To use the Texts page, upload any plain text — an article, a book chapter, a transcript — and the app renders it with your known vocabulary highlighted inline. Clicking a highlighted word shows its definition and example sentences. Selecting any unfamiliar word adds it to your deck, with AI-generated example sentences attached automatically (but you can choose to delete, edit, and create your own example sentences; user always has the ability to override the AI).
There’s many different moving pieces of state here. We have our texts, which can be filtered. We have the search query. We have the words that already exist in the deck. We have the highlight previews, and the tooltip previews. Upon creation of a new word card, we need to refresh our state from the backend, to reflect the latest words.
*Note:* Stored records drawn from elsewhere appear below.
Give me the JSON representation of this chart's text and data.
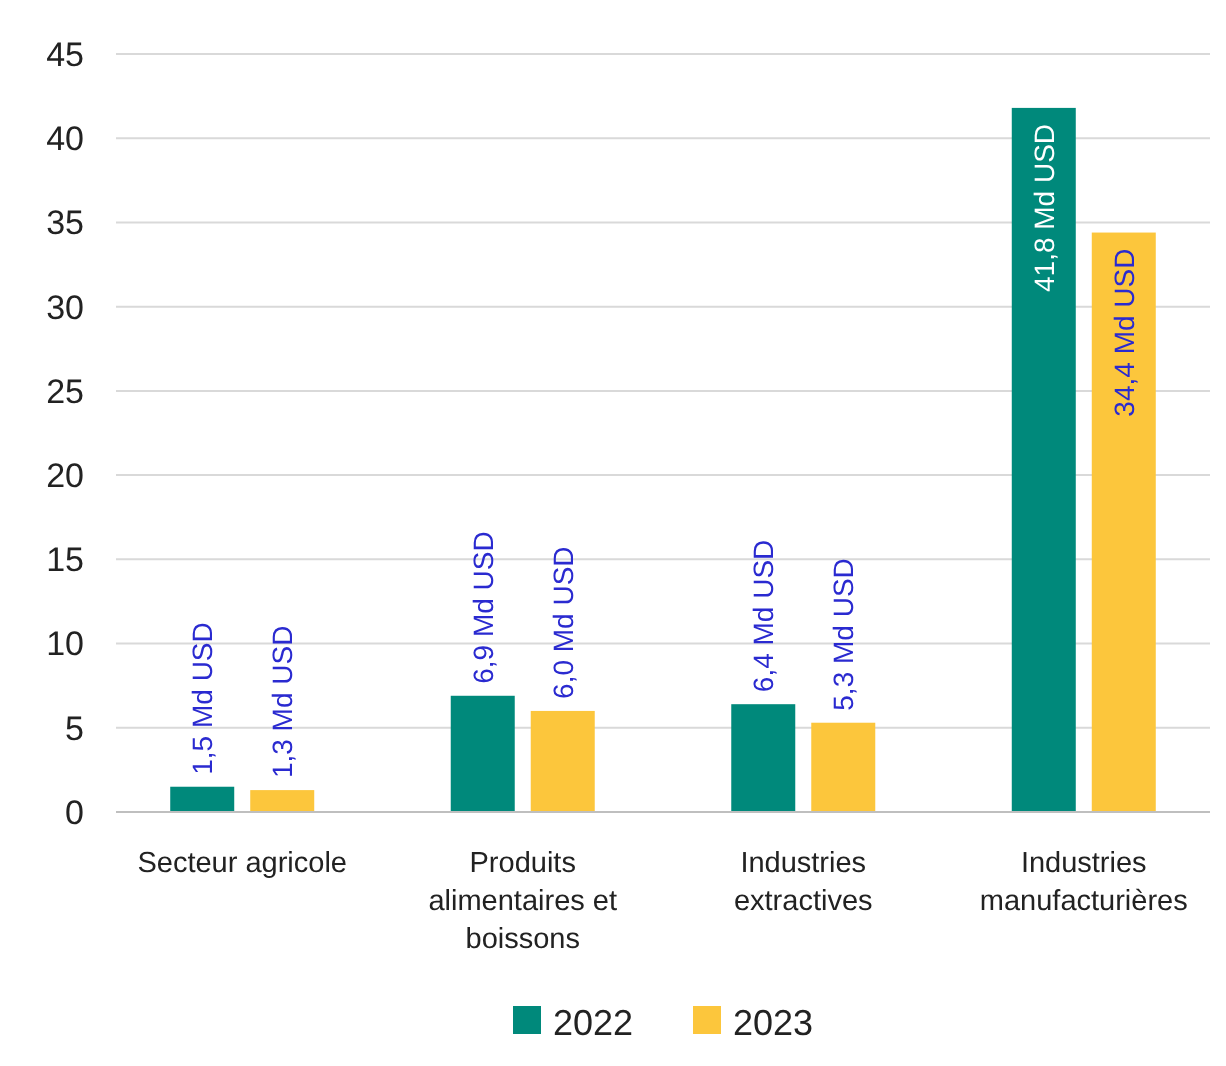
{
  "chart_data": {
    "type": "bar",
    "categories": [
      "Secteur agricole",
      "Produits alimentaires et boissons",
      "Industries extractives",
      "Industries manufacturières"
    ],
    "series": [
      {
        "name": "2022",
        "color": "#00897b",
        "values": [
          1.5,
          6.9,
          6.4,
          41.8
        ],
        "value_labels": [
          "1,5 Md USD",
          "6,9 Md USD",
          "6,4 Md USD",
          "41,8 Md USD"
        ]
      },
      {
        "name": "2023",
        "color": "#fcc63c",
        "values": [
          1.3,
          6.0,
          5.3,
          34.4
        ],
        "value_labels": [
          "1,3 Md USD",
          "6,0 Md USD",
          "5,3 Md USD",
          "34,4 Md USD"
        ]
      }
    ],
    "ylim": [
      0,
      45
    ],
    "yticks": [
      0,
      5,
      10,
      15,
      20,
      25,
      30,
      35,
      40,
      45
    ],
    "grid": "y",
    "legend": "bottom"
  }
}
Next we have our “All Words” page. This is a table with expanding elements, editable, and new row functionality. This includes all the functionality of the Add Words modal, except in a table format. Rows are expandable. Upon expansion of a row (which represents a word), user will see the different use cases, which they can edit and delete. There’s an Add button and a Generate button, for adding a new use case sub-row and generating use cases automatically.
I chose an expansion based table UI for the particular reason of a user wanting to quickly glean the use cases of several words at once. The table UI allows the user to do this with less friction than say, an alternative like a modal. In cases like these, I know no UI is perfect, but the goal is to choose the option that creates the least friction.
Upon creating a new row for a word, users can click “save” to save the row, which is necessarily before one can add use cases.
We have a search page. This page allows the user to search for words in the existing texts. It can break down by sentence, so you don’t end up seeing the entire text for just one word. It can handle variations, as you can see in the screenshot below. “Aller” will be recognized in the form “allé” in the texts.
Our actual review page is fairly standard. On the left, we have our word and table. On the right, we display the “additional notes” when the Show button is clicked. We have the standard rating system, color coded by difficulty.